If my career in financial services was to end tomorrow, one of the learnings I would take away is the importance and benefits of developing a basic understanding of your own finances. Working in the industry obviously has benefits – and don’t get me wrong, I can by no means claim to be a personal finance expert – but I’m grateful to have a better grasp than many others from the ‘millennial’ generation.
Finance is something that affects everyone in one way or another over a lifetime, whether it’s managing your monthly budget, saving up for a house or holiday, investing your money for the longer term, insuring yourself against accidents or illness, or saving for a pension. This got me thinking about gaps in the financial knowledge of other young professionals working outside of the financial services bubble, especially when it comes to everyone’s ‘favourite’ topic – pensions.
The Cambridge dictionary defines a pension as ‘a sum of money paid regularly by the government or a private company to a person who does not work anymore because they are too old.’ At this, many young people would simply switch off, regarding it as a collection of words that mean very little at this stage in their lives. In fact, when I asked around my young professional friends of similar ‘millennial’ age, most knew they should be saving into some form of pension, yet the number who have actually started was worryingly low. Some even admitted that they simply ‘don’t understand’ what a pension is or how it works.
And these attitudes are reflected in a recent NOW: Pensions study that revealed only half (35%) of working Brits are currently contributing towards a pension and a further one in ten (15%) still believe the state will fund their retirement.
The actual time we’ll spend in retirement was also significantly underestimated. The average employee in Britain only expects to live until the ripe old age of 81 and spend only 16 years in retirement, yet latest figures from the Office of National Statistics indicate the average British male currently retiring at 65 is expected to live for 22 years – reaching the average age of 87. There is, therefore, a clear discrepancy between how long we think our money will have to last – and how long it will actually have to. And this is only going to get worse as life expectancy continues to increase.
It all boils down to lack of understanding and engagement, coupled with inertia and the misconception that pensions aren’t something you need to worry about until you approach your retirement years. This obviously couldn’t be further from the truth, and the flat rate state pension simply won’t be enough. We all need to start planning for the future early-on, sparing a thought on just how much you need to start saving now in order to live a comfortable retirement.
I believe the heart of the problem lies with lack of understanding rather than lack of interest, and not just about pensions but all aspects of finance that are likely to affect each and every one of us throughout our lifetime, whether choosing a bank account, purchasing travel insurance, or knowing the difference between an ISA, a mortgage and a pension.
Basic financial education is the key. It equips everyone with the knowledge, skills and confidence to manage their money effectively, so it’s easy to see why many have argued personal finance education ought to start in school.

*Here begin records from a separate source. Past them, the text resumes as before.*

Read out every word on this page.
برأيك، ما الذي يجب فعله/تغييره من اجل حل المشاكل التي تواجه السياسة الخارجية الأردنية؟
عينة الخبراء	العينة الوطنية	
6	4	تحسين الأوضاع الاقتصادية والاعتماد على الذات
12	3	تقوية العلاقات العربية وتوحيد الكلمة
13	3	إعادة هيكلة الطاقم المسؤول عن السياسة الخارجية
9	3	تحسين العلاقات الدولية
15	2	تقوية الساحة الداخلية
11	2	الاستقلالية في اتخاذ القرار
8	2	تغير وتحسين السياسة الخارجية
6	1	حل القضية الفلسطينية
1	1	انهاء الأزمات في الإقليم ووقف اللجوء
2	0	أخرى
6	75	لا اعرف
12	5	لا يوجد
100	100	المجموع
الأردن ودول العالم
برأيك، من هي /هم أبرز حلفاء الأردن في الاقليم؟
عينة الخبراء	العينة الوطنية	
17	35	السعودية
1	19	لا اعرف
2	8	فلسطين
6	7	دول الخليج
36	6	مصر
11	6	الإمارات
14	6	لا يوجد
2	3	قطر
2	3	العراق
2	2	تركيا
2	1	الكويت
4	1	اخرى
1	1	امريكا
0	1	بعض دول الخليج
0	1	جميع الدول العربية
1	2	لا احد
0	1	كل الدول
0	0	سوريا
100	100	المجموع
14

The good news is that, from September 2014, personal finance education is set to become compulsory in schools across England for the first time, long-campaigned for by PFEG (The Personal Finance Education Group). Personal finance is already taught in schools in Wales, Scotland and Northern Ireland, so it really is about time England saw the benefits as well.
This landmark move signifies a time for change. Until now it has been far too easy to bury our heads in the sand, putting ‘pensions’ and other aspects of personal finance into a box earmarked for ‘later’. But there are still generations of people currently in work who won’t benefit from this education. We need to become more engaged and change our mindsets when it comes to financial matters, looking on it as an essential part of life, rather than something that we switch off from altogether.